### abstract ###
Lightness illusions are fundamental to human perception, and yet why we see them is still the focus of much research.
Here we address the question by modelling not human physiology or perception directly as is typically the case but our natural visual world and the need for robust behaviour.
Artificial neural networks were trained to predict the reflectance of surfaces in a synthetic ecology consisting of 3-D dead-leaves scenes under non-uniform illumination.
The networks learned to solve this task accurately and robustly given only ambiguous sense data.
In addition and as a direct consequence of their experience the networks also made systematic errors in their behaviour commensurate with human illusions, which includes brightness contrast and assimilation although assimilation only emerged when the virtual ecology included 3-D, as opposed to 2-D scenes.
Subtle variations in these illusions, also found in human perception, were observed, such as the asymmetry of brightness contrast.
These data suggest that illusions arise in humans because natural stimuli are ambiguous, and this ambiguity is resolved empirically by encoding the statistical relationship between images and scenes in past visual experience.
Since resolving stimulus ambiguity is a challenge faced by all visual systems, a corollary of these findings is that human illusions must be experienced by all visual animals regardless of their particular neural machinery.
The data also provide a more formal definition of illusion: the condition in which the true source of a stimulus differs from what is its most likely source.
As such, illusions are not fundamentally different from non-illusory percepts, all being direct manifestations of the statistical relationship between images and scenes.
### introduction ###
Understanding how we generate accurate perceptions of surfaces is often best informed by understanding why we sometimes do not.
Thus, illusions of lightness are essential tools to vision research.
In many natural environments, light levels vary across space and over time.
It is important to be able to perceive surfaces independently of this varying light intensity in order to forage or predate successfully, for example.
A number of models of lightness perception have been proposed, but most of these fail to deal with complex stimuli or only demonstrate a narrow range of behaviours.
For instance, one well-known heuristic model predicts human lightness perceptions by first subdividing stimuli into multiple local frameworks based on, for instance, junction analysis, and co-planarity as well as other classic gestalt factors.

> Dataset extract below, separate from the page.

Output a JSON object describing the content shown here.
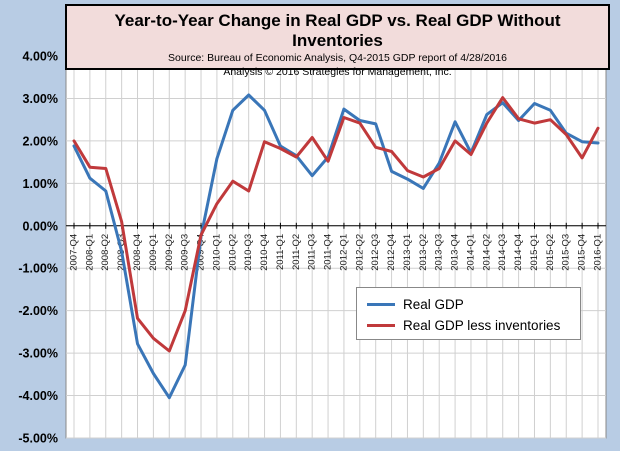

Then, within each framework, the ratio of a patch's intensity and the maximum intensity in that patch's local framework is used to predict the reflectance, combining a bright is white and a large is white area rule CITATION.
These rules are well-defined and effective for simple stimuli, but the application of the rule has not been studied for more complex images CITATION.
Indeed, it is hard to see how such a model could be applied to even moderately complex stimuli, much less natural scenes under spatially heterogeneous illumination, without extremely complex edge-classification rules that are as yet undefined.
Furthermore, such human-based heuristics provide little insight into the physiological and/or computational principles of vision that are relevant to all visual animals.
More computational approaches, on the other hand, are less descriptive, more quantitative, and make fewer assumptions.
For example, artificial neural networks have been trained to extract scene information, such as object shape and movement, from simple synthetic images CITATION, CITATION ; and a statistical approach using Gibbs sampling and Markov random fields has been used to separate reflectance and illumination from simple images CITATION.
Most such models, however, are unable to explain brightness contrast and assimilation simultaneously without recourse to one or more adjustable weighting factors.
One approach that can is the Blakeslee and McCourt filter model CITATION.
By applying a set of filters, the model produces results that correspond closely to psychophysical results on a wide range of illusory stimuli.
The same model, however, fails to predict the asymmetry of brightness contrast, where darker surrounds cause larger illusions than equally lighter surrounds, as we discuss later.
While these asymmetries are not captured by the ODOG model as it is presently implemented, permitting different gain parameters to be applied to the outputs of independent on-channels and off-channels would constitute a logical first step toward accommodating these differences CITATION.
It is also important to stress that the model does not attempt to predict the reflectance of surfaces, only the perceived brightness of a stimulus, and therefore is unable to explain lightness constancy in more natural scenes under spatially heterogeneous illumination.
Related machine vision work includes the separation of luminance changes into those caused by shading, and those caused by paint on the surface, using filters and a mixture of Gaussians CITATION ; and a localised mixture of experts and a set of multiscale filters has been used to extract the intrinsic components of an image, including de-noising it CITATION.
However, these studies do not attempt to explain the human perception of lightness or illusions.
Thus, explanations as to why and how we see lightness illusions remain incomplete.
Here we take a different approach to rationalising human illusions and, by extension, lightness perception generally.
Rather than modelling human perception or known primate physiology as is typical of most models we instead model the empirical process by which vision resolves the most fundamental challenge of visual ecology: the inherent ambiguity of visual stimuli.
We make no assumptions about particular physiology or cognition, but instead model the process of development/learning from stimuli with feedback from the environment.
This is analogous to the experiential learning of any animal whose behaviour is guided visually, and which must learn to resolve perceptual ambiguity in order to survive.